Aaron, I'm afraid the quality of the answer is directly related to it's length.
I fully concur with Jens summary
https://www.gearslutz.com/board/7268743-post93.html
Some nuances.
FR and other response vary radically over fairly small distances.
To get a sense of what is happening with the sweet spot you need several measurements.
Dirac Live uses 9, Rod has mentioned using 40 or so.
To shake the old nose habit I suggest starting with a least two positions.
Where the ears will be.
If you want to detect the speaker response primarily, point a Direct Field Mic at the tweeter or acoustic middle of the speaker.
Mic half a head to the left, pointing directly at Left speaker, similar for Right.
You can use the software to combine L+R measures or you can do it organically...
While the Mic is in each spot, it is easy to hit that Mono switch, drive both speakers to get a real L+R reading.
View these Left (L+R) and Right (L+R) 20-300H only.

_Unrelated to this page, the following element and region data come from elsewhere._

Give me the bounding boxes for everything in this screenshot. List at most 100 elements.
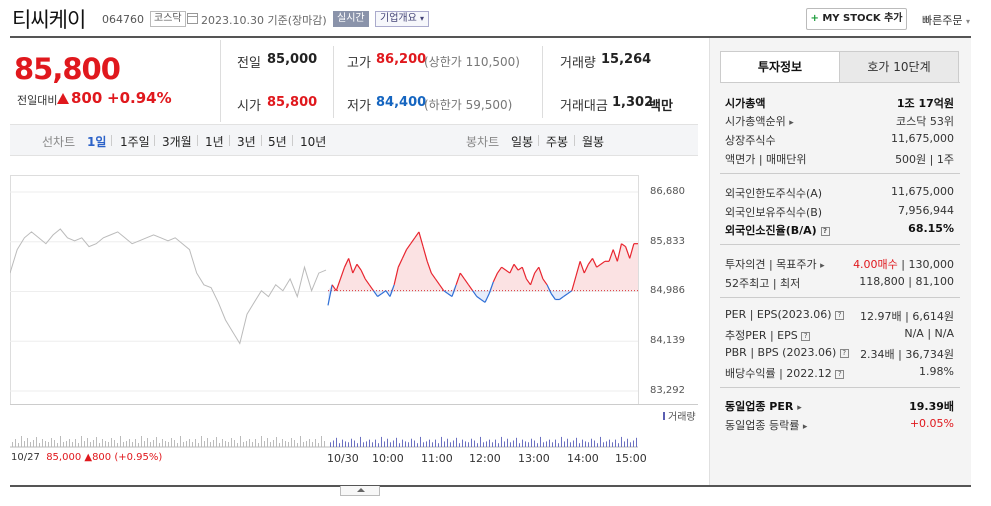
- today-series-segment: [534, 266, 540, 274]
- volume-bar: [21, 436, 22, 447]
- today-series-segment: [567, 290, 573, 295]
- loss-area: [328, 290, 638, 306]
- volume-bar: [297, 443, 298, 447]
- help-icon[interactable]: ?: [839, 349, 849, 358]
- volume-bar: [183, 442, 184, 447]
- volume-bar: [465, 441, 466, 447]
- volume-bar: [288, 442, 289, 447]
- help-icon[interactable]: ?: [820, 227, 830, 236]
- volume-bar: [15, 439, 16, 447]
- volume-bar: [387, 438, 388, 447]
- volume-bar: [138, 443, 139, 447]
- info-row: 동일업종 PER ▸ 19.39배: [725, 398, 954, 413]
- row-value: 코스닥 53위: [896, 115, 954, 128]
- volume-bar: [372, 442, 373, 447]
- today-series-segment: [529, 272, 536, 286]
- volume-bar: [123, 442, 124, 447]
- info-row: 시가총액순위 ▸ 코스닥 53위: [725, 113, 954, 128]
- today-series-segment: [596, 263, 602, 268]
- volume-bar: [315, 439, 316, 447]
- candle-monthly[interactable]: 월봉: [582, 135, 605, 149]
- company-info-dropdown[interactable]: 기업개요 ▾: [375, 11, 430, 27]
- change-label: 전일대비: [17, 94, 58, 107]
- plus-icon: +: [810, 13, 819, 24]
- volume-bar: [531, 438, 532, 447]
- volume-bar: [231, 438, 232, 447]
- volume-bar: [264, 441, 265, 447]
- row-value: 130,000: [908, 258, 955, 271]
- today-series-segment: [331, 284, 337, 292]
- divider: [292, 135, 293, 146]
- period-1y[interactable]: 1년: [205, 135, 224, 149]
- current-price: 85,800: [14, 52, 121, 86]
- volume-bar: [204, 441, 205, 447]
- y-tick: 85,833: [650, 236, 685, 247]
- period-1d[interactable]: 1일: [87, 135, 107, 149]
- y-tick: 84,986: [650, 285, 685, 296]
- volume-bar: [336, 437, 337, 447]
- candle-daily[interactable]: 일봉: [511, 135, 534, 149]
- volume-bar: [156, 437, 157, 447]
- row-key: 시가총액: [725, 97, 766, 110]
- volume-bar: [390, 442, 391, 447]
- volume-bar: [579, 443, 580, 447]
- add-mystock-button[interactable]: + MY STOCK 추가: [806, 8, 907, 30]
- chevron-right-icon[interactable]: ▸: [820, 261, 825, 271]
- high-value: 86,200: [376, 52, 427, 67]
- open-value: 85,800: [267, 95, 318, 110]
- y-tick: 83,292: [650, 385, 685, 396]
- chevron-right-icon[interactable]: ▸: [802, 422, 808, 432]
- volume-bar: [294, 440, 295, 447]
- tab-orderbook[interactable]: 호가 10단계: [839, 51, 959, 83]
- volume-bar: [462, 439, 463, 447]
- volume-legend: 거래량: [663, 408, 696, 423]
- volume-bar: [489, 439, 490, 447]
- volume-bar: [384, 441, 385, 447]
- volume-bar: [420, 436, 421, 447]
- volume-bar: [609, 439, 610, 447]
- volume-bar: [228, 442, 229, 447]
- quick-order-button[interactable]: 빠른주문 ▾: [922, 12, 970, 28]
- chevron-right-icon[interactable]: ▸: [797, 403, 802, 413]
- today-series-segment: [414, 231, 420, 239]
- help-icon[interactable]: ?: [801, 332, 811, 341]
- volume-bar: [426, 441, 427, 447]
- period-bar: [10, 124, 698, 156]
- volume-bar: [378, 443, 379, 447]
- volume-bar: [285, 441, 286, 447]
- period-3y[interactable]: 3년: [237, 135, 256, 149]
- amount-unit: 백만: [649, 99, 673, 114]
- help-icon[interactable]: ?: [835, 311, 845, 320]
- prev-close-label: 전일: [237, 56, 261, 71]
- today-series-segment: [579, 261, 585, 274]
- period-3m[interactable]: 3개월: [162, 135, 192, 149]
- today-series-segment: [484, 293, 490, 303]
- volume-bar: [75, 439, 76, 447]
- company-info-label: 기업개요: [380, 13, 417, 24]
- volume-bar: [333, 440, 334, 447]
- info-row: 외국인소진율(B/A) ? 68.15%: [725, 222, 954, 237]
- today-series-segment: [426, 261, 432, 274]
- volume-bar: [447, 438, 448, 447]
- volume-bar: [396, 437, 397, 447]
- period-10y[interactable]: 10년: [300, 135, 327, 149]
- period-5y[interactable]: 5년: [268, 135, 287, 149]
- prev-day-label: 10/27: [11, 452, 40, 463]
- volume-bar: [87, 438, 88, 447]
- upper-limit: (상한가 110,500): [424, 55, 520, 69]
- help-icon[interactable]: ?: [835, 370, 845, 379]
- today-series-segment: [542, 278, 548, 286]
- realtime-button[interactable]: 실시간: [333, 11, 369, 27]
- today-series-segment: [501, 266, 507, 271]
- chevron-right-icon[interactable]: ▸: [789, 118, 794, 128]
- volume-bar: [198, 443, 199, 447]
- tab-investment-info[interactable]: 투자정보: [720, 51, 840, 83]
- volume-bar: [558, 443, 559, 447]
- volume-bar: [30, 442, 31, 447]
- volume-bar: [210, 442, 211, 447]
- candle-weekly[interactable]: 주봉: [546, 135, 569, 149]
- row-key: 투자의견 | 목표주가: [725, 258, 817, 271]
- volume-bar: [240, 436, 241, 447]
- period-1w[interactable]: 1주일: [120, 135, 150, 149]
- collapse-button[interactable]: [340, 486, 380, 496]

They will have horrible comb filtering at HF, which the ear does not.
If you are trying to identify reflections, I would point the mic in the direction of interest.
The Diffuse Field mics are not common. Mics in US standard SLM's are Diffuse Field, but we have found serious problems trying to use them for measurement.
The advice to point the mic upwards is fairly irrelevant (unless you want to ignore the HF from both speakers equally and focus on ceiling reflections)
Many of the guides still suggest it. That and driving two speakers.
It leads to perpetual motion confusion.
More simply put. With a normal Direct Field Mic, point it at what you want to hear. DOH!